Bosnian Serb forces captured the ill-fated eastern town -- then a UN-protected enclave -- on 11 July, 1995 and in the following days summarily killed some 8,000 Muslim men and boys, in an act of genocide under international law.
The remains of most of the victims were later found in mass graves in eastern Bosnia, where the perpetrators moved them from original burial sites to cover up the crime.
Many of the 30 victims buried on Tuesday were identified in previous years, but the families chose to wait until more of their remains were recovered.
A political tug of war in recent weeks has seen some of the biggest cracks emerge in Bosnia since the end of the brutal 1992-1995 civil war with the signing of a US-brokered peace deal.
A day ahead of the ceremony, the top international envoy to Bosnia Christian Schmidt -- tasked with overseeing the civilian aspects of the Dayton accords that ended the war -- pledged to "ensure that legal steps are taken against all those who deny the genocide".
The comment appeared to be a thinly disguised swipe at his chief rival in the country, Bosnian Serb president Milorad Dodik, who has repeatedly refused to call the atrocity a genocide.
Dodik and Schmidt are locked in an increasingly high-stakes showdown after the Bosnian Serb leader signed legislation last week that targets the authority of the envoy and the constitutional court in Bosnia's Serb entity.

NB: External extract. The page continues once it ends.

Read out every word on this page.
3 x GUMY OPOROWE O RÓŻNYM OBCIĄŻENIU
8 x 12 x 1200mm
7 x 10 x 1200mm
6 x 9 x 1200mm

The moves have been widely panned by Western powers, with Washington accusing Dodik of flouting the Dayton agreement.
Dodik's signing of the laws last week came just days after Schmidt tried to head off the controversial moves by passing an executive order that deems the legislation illegal and prevents their implementation.
The peace accords hammered out at a US airbase in Dayton, Ohio in 1995 followed a NATO-backed bombing campaign targeting Bosnian Serb positions that helped bring the country's warring parties to the negotiating table.
The NATO intervention was in part triggered by the massacre in Srebrenica along with other vicious attacks targeting civilians by Bosnian Serb forces.
A joint prayer will also be held at a memorial cemetery on Tuesday, just outside Srebrenica, where the remains of the 30 victims will be buried among the thousands of white tombstones that blanket the valley in eastern Bosnia.